Marzi, tom 1: Dzieci i ryby głosu nie mają - Marzena Sowa, Sylvain Savoia

KOLOROWY PRL


Niewielu jest rodzimych twórców komiksowych, którym udało się zrobić światową karierę. W Europie kilku zyskało sławę, że wspomnę choćby Rosińskiego, gorzej jednak rzecz ma się w Stanach, gdzie prawdziwą popularność zdobyli nieliczni, jak urodzony w Polsce Joe Kubert, założyciel pierwszej szkoły komiksu czy prawnuk Henryka Sienkiewicza, Bill Sienkiewicz. Można też przy okazji wspomnieć Piotra Kowalskiego (seria „SEX” dla Image Comics), Szymona Kudrańskiego („Spawn”) czy Janusza Pawlaka („Toshiro”), ale to wyjątki potwierdzające regułę. Tym bardziej warto więc docenić „Marzi” i jej współautorkę, Marzenę Sowę. Seria nie dość, że najpierw zadebiutowała pod szyldem belgijskiego wydawnictwa Dupis (tego samego, które dało nam choćby „Smerfy” czy „Lucky Luke’a”) to jeszcze w roku 2011 doczekała się amerykańskiego wydania. I to nie byle jakiego, bo w ramach linii wydawniczej DC Vertigo („Sandman”, „Kaznodzieja”, „100 naboi”). Teraz „Marzi” powraca na nasz rynek w zbiorczym wydaniu i jeśli jeszcze jej nie czytaliście, to doskonała okazja by poznać całość. A jest tego warta.


O samej fabule albumu trudno jest powiedzieć coś konkretnego, bo składa się na niego wiele krótkich opowieści powiązanych ze sobą właściwie tylko postacią głównej bohaterki, jej otoczeniem i czasami, w jakich przyszło jej żyć. W skrócie „Marzi” to autobiograficzna historia dzieciństwa Marzeny Sowy, jakie przypadło na lata 80. XX wieku. Czas, kiedy w Polsce panował ustrój komunistyczny, w sklepach brakowało produktów, a na ulicach spotkać można było czołgi. Główna bohaterka, mała dziewczynka, wiedzie normalne życie, doświadczają uroków i trudów codzienności. Poznajemy jej losy, bliskich, domowe tradycje, zabawy, szkołę, dom… Wszystko, co składa się na nią i ją kształtuje…
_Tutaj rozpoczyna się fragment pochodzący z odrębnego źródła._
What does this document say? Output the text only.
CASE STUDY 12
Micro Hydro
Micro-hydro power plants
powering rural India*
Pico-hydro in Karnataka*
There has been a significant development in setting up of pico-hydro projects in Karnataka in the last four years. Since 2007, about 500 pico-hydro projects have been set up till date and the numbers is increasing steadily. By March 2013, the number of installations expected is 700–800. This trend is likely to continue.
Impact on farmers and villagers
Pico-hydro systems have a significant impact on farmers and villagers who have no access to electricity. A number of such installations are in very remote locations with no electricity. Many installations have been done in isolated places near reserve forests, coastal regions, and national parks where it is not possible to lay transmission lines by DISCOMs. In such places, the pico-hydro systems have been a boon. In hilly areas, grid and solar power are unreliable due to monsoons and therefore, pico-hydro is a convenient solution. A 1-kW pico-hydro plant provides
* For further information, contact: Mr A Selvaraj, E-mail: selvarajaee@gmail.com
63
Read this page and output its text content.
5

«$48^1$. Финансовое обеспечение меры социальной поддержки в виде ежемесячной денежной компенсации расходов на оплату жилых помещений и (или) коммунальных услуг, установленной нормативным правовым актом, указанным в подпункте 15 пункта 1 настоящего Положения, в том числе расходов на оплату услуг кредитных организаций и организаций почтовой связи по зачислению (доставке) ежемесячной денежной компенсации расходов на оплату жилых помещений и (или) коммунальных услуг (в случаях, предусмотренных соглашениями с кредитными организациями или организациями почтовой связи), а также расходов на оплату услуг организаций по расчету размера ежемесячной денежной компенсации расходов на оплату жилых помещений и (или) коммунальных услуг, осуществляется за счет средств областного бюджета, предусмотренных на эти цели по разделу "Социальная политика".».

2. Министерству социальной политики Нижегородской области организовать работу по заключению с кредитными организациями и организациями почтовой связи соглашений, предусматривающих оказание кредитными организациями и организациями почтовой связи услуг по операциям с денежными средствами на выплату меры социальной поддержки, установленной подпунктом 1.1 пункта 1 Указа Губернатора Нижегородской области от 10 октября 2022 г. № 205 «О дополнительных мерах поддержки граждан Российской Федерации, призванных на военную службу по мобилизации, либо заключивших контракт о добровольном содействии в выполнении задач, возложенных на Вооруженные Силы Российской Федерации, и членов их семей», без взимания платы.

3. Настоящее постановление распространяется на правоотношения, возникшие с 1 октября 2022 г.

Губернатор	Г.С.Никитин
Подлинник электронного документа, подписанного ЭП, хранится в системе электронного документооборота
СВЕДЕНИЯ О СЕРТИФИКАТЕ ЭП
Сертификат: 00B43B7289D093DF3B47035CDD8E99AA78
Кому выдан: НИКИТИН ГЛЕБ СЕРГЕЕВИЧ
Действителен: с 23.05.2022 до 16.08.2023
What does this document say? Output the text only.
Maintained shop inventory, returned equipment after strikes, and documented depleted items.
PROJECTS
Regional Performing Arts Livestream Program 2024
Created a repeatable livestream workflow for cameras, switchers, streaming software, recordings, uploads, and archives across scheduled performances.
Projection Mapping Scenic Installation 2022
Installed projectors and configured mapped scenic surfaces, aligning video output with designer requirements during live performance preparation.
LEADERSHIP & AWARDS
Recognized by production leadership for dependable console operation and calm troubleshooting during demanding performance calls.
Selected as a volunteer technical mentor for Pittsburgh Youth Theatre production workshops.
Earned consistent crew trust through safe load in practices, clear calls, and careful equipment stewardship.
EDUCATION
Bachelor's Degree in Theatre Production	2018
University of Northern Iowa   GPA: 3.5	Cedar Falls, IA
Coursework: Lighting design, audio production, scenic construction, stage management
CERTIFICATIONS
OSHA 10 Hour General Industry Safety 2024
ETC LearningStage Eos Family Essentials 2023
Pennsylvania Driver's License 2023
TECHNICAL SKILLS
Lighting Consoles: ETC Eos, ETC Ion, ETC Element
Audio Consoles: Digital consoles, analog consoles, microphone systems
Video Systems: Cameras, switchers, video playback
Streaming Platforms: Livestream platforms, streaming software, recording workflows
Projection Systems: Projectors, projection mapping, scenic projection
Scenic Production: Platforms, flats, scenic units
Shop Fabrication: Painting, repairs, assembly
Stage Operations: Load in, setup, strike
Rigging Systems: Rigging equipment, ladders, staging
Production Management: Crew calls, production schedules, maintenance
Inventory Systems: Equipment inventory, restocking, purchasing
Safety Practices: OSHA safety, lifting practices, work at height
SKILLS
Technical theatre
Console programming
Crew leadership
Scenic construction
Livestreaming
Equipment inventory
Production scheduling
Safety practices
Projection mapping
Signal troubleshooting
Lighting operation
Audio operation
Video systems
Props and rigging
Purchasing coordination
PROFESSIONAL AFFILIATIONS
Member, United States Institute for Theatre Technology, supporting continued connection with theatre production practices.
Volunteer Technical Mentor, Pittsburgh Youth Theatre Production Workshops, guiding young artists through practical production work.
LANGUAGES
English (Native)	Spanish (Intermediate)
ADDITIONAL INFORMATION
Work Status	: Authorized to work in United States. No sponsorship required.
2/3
Jedną z największych zalet „Marzi” jest fakt, że daleko temu komiksowi do typowych opowieści o czasach PRL-u, których namnożyło się w ostatnich latach. Opowieści szarych, smutnych, przygnębiających i jednostronnych w swym pomijaniu tego, co w owym okresie było dobre. Marzena Sowa poszła w inną stronę. Nie portretuje tamtych czasów, nie wytyka, nie piętnuje, nie skupia na ustroju, jaki wówczas panował (choć siłą rzeczy nie może go pominąć – i nie pomija). Opowiada po prostu o sobie, o swoim dzieciństwie i przeżyciach. O religii, o tradycji, o ludziach. Bez złudzeń, bez upiększania, ale i bez demonizowania. Jej świat nie jest szary, to świat dziecka, które wszystko odbiera intensywnie. Świat pełen barw i drobnych radości, choć przecież nie pozbawiony problemów i pewnej dozy okrucieństwa.


A wszystko to rozpisane w formie lekkich, sympatycznych krótkich komiksów traktujących o najróżniejszych rzeczach. Jest w tym prostota, jest szczerość, duża dawka sentymentu i prawda, której nie da się nie cenić. Całość wygląda, co prawda jak komiks dla dzieci (ilustracje w wykonaniu Sylvaina Savoii, życiowego partnera Sowy, są cartoonowe, nieskomplikowane i barwne), ale bardziej odnajdą się w nim dorośli. I to nie tylko ci, pamiętający czasy PRL-u. A warto. Bo „Marzi” to dobry komiks, i to bardzo. Dla dużych i dla małych, świetnie przy tym wykonany i znakomicie wydany (ta edycja zbiera pierwsze cztery tomy wersji oryginalnej). Polecam.